Mayor of London Sadiq Khan has confirmed plans to commission a new report examining London’s counter-terror preparedness.
It comes following warnings from a senior Met officer that the Covid-19 pandemic has created a “perfect storm” that has left individuals vulnerable to online grooming and radicalisation.
Following a question from Labour’s Unmesh Desai at a meeting of the London Assembly, the mayor confirmed that “work was underway” on updating the Harris review into London’s preparedness for dealing with a terror attack.
The original independent review was conducted by Lord Toby Harris in 2016 following high-profile terror attacks in Europe including the 2015 Bataclan terror attack in Paris.

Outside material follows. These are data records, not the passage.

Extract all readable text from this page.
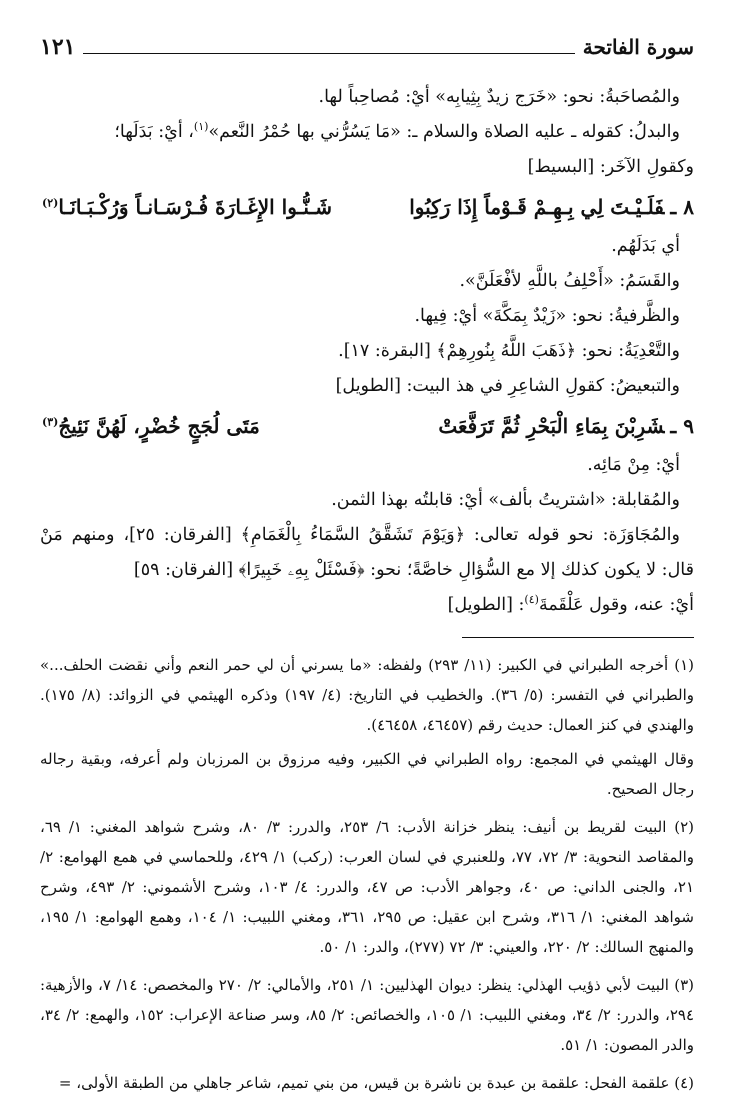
سورة الفاتحة
١٢١

والمُصاحَبةُ: نحو: «خَرَج زيدٌ بِثِيابِه» أيْ: مُصاحِباً لها.

والبدلُ: كقوله ـ عليه الصلاة والسلام ـ: «مَا يَسُرُّني بها حُمْرُ النَّعم»$^{(١)}$، أيْ: بَدَلَها؛

وكقولِ الآخَر: [البسيط]

٨ ـفَلَـيْـتَ لِي بِـهِـمْ قَـوْماً إِذَا رَكِبُوا
شَـنُّـوا الإِغَـارَةَ فُـرْسَـانـاً وَرُكْـبَـانَـا$^{(٢)}$

أي بَدَلَهُم.

والقَسَمُ: «أَحْلِفُ باللَّهِ لأفْعَلَنَّ».

والظَّرفيةُ: نحو: «زَيْدٌ بِمَكَّةَ» أيْ: فِيها.

والتَّعْدِيَةُ: نحو: ﴿ذَهَبَ اللَّهُ بِنُورِهِمْ﴾ [البقرة: ١٧].

والتبعيضُ: كقولِ الشاعِرِ في هذ البيت: [الطويل]

٩ ـشَرِبْنَ بِمَاءِ الْبَحْرِ ثُمَّ تَرَفَّعَتْ
مَتَى لُجَجٍ خُضْرٍ، لَهُنَّ نَئِيجُ$^{(٣)}$

أيْ: مِنْ مَائِه.

والمُقابلة: «اشتريتُ بألف» أيْ: قابلتُه بهذا الثمن.

والمُجَاوَزَة: نحو قوله تعالى: ﴿وَيَوْمَ تَشَقَّقُ السَّمَاءُ بِالْغَمَامِ﴾ [الفرقان: ٢٥]، ومنهم مَنْ قال: لا يكون كذلك إلا مع السُّؤالِ خاصَّةً؛ نحو: ﴿فَسْئَلْ بِهِۦ خَبِيرًا﴾ [الفرقان: ٥٩]

أيْ: عنه، وقول عَلْقَمةَ$^{(٤)}$: [الطويل]

(١) أخرجه الطبراني في الكبير: (١١/ ٢٩٣) ولفظه: «ما يسرني أن لي حمر النعم وأني نقضت الحلف...» والطبراني في التفسر: (٥/ ٣٦). والخطيب في التاريخ: (٤/ ١٩٧) وذكره الهيثمي في الزوائد: (٨/ ١٧٥). والهندي في كنز العمال: حديث رقم (٤٦٤٥٧، ٤٦٤٥٨).
وقال الهيثمي في المجمع: رواه الطبراني في الكبير، وفيه مرزوق بن المرزبان ولم أعرفه، وبقية رجاله رجال الصحيح.

(٢) البيت لقريط بن أنيف: ينظر خزانة الأدب: ٦/ ٢٥٣، والدرر: ٣/ ٨٠، وشرح شواهد المغني: ١/ ٦٩، والمقاصد النحوية: ٣/ ٧٢، ٧٧، وللعنبري في لسان العرب: (ركب) ١/ ٤٢٩، وللحماسي في همع الهوامع: ٢/ ٢١، والجنى الداني: ص ٤٠، وجواهر الأدب: ص ٤٧، والدرر: ٤/ ١٠٣، وشرح الأشموني: ٢/ ٤٩٣، وشرح شواهد المغني: ١/ ٣١٦، وشرح ابن عقيل: ص ٢٩٥، ٣٦١، ومغني اللبيب: ١/ ١٠٤، وهمع الهوامع: ١/ ١٩٥، والمنهج السالك: ٢/ ٢٢٠، والعيني: ٣/ ٧٢ (٢٧٧)، والدر: ١/ ٥٠.

(٣) البيت لأبي ذؤيب الهذلي: ينظر: ديوان الهذليين: ١/ ٢٥١، والأمالي: ٢/ ٢٧٠ والمخصص: ١٤/ ٧، والأزهية: ٢٩٤، والدرر: ٢/ ٣٤، ومغني اللبيب: ١/ ١٠٥، والخصائص: ٢/ ٨٥، وسر صناعة الإعراب: ١٥٢، والهمع: ٢/ ٣٤، والدر المصون: ١/ ٥١.

(٤) علقمة الفحل: علقمة بن عبدة بن ناشرة بن قيس، من بني تميم، شاعر جاهلي من الطبقة الأولى، =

In the review Lord Harris made more than 100 recommendations, “the vast majority of which have been implemented, resulting in numerous improvements for safety” in London.
But Sadiq Khan told the London Assembly that a “refresh” of the original review was important “at a time when we are due to receive the findings of both the Manchester Arena inquiry and the Fishmonger’s Hall inquest”.
Mr Khan said that the review will consider the extent to which the Metropolitan Police, the Mayor’s Office for Policing and Crime and other organisations in London have acted on Lord Harris’ recommendations as well as which gaps remain.
Sadiq Khan told the London Assembly: “We are worried… that the pandemic has led to more people using the internet and more vulnerable people being radicalised through the internet and it’s really important that we understand that.
“As lockdown restrictions are lifted, the concern is that the radicalisation could lead to violent acts so we’re doing a number of things to address that.”
Earlier this year, the mayor announced the launch of the City Hall-funded iREPORTit app that allows people to anonymously report terrorist content found online and on social media.
Mr Khan said that the app has resulted in “a large number of referrals” and stressed that “we’re going to continue occupying this space”.
Earlier this year, the UK’s terrorism threat level was downgraded from “severe” to “substantial”, though Home Secretary Priti Patel said that it would be kept under constant review.